The linearity assumption requires a linear relationship between the independent and dependent variables. 
Check this assumption by creating a scatterplot comparing the independent variable with the dependent variable. 

We'll create a scatterplot comparing the selected X variable with the dependent variable.

In [None]:
# Create a scatterplot comparing X and Sales (Y).

sns.scatterplot(x = data['TV'], y=data['Sales']);
plt.show();


**QUESTION:** Is the linearity assumption met?
Yes, definitely.

### Model assumption: Independence

The **independent observation assumption** states that each observation in the dataset is independent.
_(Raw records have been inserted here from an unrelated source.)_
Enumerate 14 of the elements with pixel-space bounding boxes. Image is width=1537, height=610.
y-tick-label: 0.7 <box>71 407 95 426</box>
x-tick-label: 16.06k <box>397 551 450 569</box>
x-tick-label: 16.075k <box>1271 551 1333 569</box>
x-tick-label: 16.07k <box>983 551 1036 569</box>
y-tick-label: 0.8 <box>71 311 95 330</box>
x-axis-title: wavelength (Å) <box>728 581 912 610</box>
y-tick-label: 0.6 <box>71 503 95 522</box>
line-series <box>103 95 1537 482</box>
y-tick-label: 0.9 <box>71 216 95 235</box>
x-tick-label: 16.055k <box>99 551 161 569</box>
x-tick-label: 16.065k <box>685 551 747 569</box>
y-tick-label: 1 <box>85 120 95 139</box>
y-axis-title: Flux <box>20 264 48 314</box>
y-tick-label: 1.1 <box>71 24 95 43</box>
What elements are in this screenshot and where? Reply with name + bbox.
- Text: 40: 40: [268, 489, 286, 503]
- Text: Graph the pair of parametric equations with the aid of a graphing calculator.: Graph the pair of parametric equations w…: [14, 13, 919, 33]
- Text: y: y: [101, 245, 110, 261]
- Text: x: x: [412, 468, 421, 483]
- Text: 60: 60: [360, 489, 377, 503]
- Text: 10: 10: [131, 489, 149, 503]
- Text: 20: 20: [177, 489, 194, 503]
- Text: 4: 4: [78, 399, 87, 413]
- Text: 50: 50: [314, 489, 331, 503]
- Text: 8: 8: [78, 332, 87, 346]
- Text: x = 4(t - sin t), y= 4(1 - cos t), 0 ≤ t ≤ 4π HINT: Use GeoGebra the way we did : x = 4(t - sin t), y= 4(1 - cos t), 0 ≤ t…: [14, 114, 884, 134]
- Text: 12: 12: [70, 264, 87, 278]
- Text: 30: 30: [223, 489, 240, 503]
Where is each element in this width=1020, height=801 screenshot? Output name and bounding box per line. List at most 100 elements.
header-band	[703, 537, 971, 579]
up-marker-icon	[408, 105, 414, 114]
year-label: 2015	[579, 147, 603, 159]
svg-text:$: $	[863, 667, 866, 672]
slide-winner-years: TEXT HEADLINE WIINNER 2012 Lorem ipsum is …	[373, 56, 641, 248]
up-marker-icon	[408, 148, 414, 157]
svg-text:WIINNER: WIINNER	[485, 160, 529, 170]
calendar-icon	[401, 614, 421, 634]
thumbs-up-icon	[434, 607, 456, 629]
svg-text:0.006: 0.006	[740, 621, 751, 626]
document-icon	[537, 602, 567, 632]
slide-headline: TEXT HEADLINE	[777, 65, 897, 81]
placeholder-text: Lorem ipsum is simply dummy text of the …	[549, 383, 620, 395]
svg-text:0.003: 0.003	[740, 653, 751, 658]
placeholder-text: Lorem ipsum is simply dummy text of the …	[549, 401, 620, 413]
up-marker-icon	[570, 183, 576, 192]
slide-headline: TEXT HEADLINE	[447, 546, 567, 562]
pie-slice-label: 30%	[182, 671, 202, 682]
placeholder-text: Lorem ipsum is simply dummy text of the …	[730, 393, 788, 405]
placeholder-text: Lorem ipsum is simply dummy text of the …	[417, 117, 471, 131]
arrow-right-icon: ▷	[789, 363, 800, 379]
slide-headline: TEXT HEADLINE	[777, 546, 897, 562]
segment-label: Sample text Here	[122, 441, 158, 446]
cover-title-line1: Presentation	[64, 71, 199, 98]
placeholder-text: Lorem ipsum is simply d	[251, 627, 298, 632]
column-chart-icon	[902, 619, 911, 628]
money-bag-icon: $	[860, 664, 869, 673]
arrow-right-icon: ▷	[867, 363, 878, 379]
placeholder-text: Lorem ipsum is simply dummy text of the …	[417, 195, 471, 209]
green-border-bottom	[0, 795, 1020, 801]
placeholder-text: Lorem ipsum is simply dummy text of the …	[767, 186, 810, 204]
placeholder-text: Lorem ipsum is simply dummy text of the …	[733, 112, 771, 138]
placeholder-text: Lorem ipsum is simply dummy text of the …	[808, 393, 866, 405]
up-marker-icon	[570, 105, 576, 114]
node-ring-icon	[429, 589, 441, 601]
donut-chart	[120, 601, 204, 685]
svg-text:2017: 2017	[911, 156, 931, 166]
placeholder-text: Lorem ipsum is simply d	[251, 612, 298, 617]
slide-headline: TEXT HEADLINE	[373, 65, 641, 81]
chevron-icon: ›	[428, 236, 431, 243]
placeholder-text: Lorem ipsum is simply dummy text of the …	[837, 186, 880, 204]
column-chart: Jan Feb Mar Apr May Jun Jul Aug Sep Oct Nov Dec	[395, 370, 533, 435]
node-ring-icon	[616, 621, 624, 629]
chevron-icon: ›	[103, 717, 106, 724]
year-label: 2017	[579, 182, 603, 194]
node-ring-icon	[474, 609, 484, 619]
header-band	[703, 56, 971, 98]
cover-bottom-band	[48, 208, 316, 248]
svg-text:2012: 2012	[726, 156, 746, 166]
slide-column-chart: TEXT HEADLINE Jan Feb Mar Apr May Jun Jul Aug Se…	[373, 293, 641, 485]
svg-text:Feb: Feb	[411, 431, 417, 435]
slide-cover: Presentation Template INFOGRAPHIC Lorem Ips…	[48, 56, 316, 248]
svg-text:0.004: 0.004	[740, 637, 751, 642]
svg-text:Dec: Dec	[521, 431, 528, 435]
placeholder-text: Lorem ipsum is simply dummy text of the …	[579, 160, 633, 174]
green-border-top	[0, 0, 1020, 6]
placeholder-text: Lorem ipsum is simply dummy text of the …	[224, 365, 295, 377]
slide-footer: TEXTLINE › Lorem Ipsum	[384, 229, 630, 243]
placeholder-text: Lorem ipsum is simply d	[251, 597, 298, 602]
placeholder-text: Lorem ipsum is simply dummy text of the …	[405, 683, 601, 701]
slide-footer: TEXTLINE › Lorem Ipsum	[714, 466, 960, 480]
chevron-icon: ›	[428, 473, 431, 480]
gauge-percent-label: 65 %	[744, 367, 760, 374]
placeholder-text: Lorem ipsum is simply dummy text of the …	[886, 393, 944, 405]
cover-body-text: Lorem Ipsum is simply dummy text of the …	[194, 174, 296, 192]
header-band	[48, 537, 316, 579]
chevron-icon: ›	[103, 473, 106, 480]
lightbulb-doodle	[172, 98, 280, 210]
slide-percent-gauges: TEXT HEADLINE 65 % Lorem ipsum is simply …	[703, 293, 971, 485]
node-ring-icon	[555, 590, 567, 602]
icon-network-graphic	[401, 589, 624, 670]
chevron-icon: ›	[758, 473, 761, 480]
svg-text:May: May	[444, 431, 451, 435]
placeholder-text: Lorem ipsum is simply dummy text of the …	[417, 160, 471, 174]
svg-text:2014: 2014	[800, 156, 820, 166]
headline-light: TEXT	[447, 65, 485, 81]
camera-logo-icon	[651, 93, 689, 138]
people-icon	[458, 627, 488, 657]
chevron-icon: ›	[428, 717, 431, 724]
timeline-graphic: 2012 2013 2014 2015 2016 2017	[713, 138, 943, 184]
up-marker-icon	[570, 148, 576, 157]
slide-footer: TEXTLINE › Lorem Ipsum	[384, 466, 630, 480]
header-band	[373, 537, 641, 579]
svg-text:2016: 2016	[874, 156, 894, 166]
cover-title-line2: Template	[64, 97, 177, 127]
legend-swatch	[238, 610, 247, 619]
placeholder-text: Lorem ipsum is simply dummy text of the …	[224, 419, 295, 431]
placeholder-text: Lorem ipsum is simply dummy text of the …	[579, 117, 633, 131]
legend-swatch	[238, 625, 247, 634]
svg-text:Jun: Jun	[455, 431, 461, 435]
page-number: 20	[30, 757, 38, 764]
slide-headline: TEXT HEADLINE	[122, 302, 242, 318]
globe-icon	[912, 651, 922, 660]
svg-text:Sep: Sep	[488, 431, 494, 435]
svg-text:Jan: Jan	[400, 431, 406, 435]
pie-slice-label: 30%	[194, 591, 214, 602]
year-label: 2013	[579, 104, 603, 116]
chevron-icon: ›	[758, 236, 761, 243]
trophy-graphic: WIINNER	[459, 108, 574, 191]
As each marketing promotion (i.e., row) is independent from one another, the independence assumption is not violated.

### Model assumption: Normality

The normality assumption states that the errors are normally distributed.

We'll create two plots to check this assumption:

* **Plot 1**: Histogram of the residuals
* **Plot 2**: Q-Q plot of the residuals

In [None]:
# Calculate the residuals.

residuals = model.resid


# Create a histogram with the residuals.
figure = sns.histplot(residuals)


# Set the x label of the residual plot.
figure.set_xlabel("residuals")

# Set the title of the residual plot.
figure.set_title("Histogram of residuals")

# Create a Q-Q plot of the residuals.
figure2 = sm.qqplot(residuals, line='s')


### Model assumption: Homoscedasticity

The **homoscedasticity (constant variance) assumption** is that the residuals have a constant variance for all values of `X`.

We'll check this by creating a scatterplot with the fitted values and residuals. 
Add a line at $y = 0$ to visualize the variance of residuals above and below $y = 0$.

In [None]:
# Create a scatterplot with the fitted values from the model and the residuals.

X = data['TV']
fitted_value = model.predict()
figure = sns.scatterplot(x= fitted_value, y= residuals)

# Set the x-axis label.
figure.set_xlabel("fitted vALUES")
# Set the y-axis label.
figure.set_ylabel("RESIDUALS")
# Set the title.
figure.set_title("scatterplot with the fitted values from the model and the residuals")
# Add a line at y = 0 to visualize the variance of residuals above and below 0.
figure.axhline(0)

# Show the plot.
plt.show()

**QUESTION:** Is the homoscedasticity assumption met?.
Yes, as the fitted values are well distributed . and do not have any correlation among each other.

## Step 4: Results and evaluation

### Display the OLS regression results

If the linearity assumptions are met, we can interpret the model results accurately.

In [None]:
# Display the model_results

print(results)

### Measure the uncertainty of the coefficient estimates

Model coefficients are estimated. This means there is an amount of uncertainty in the estimate. A p-value and $95\%$ confidence interval are provided with each coefficient to quantify the uncertainty for that coefficient estimate.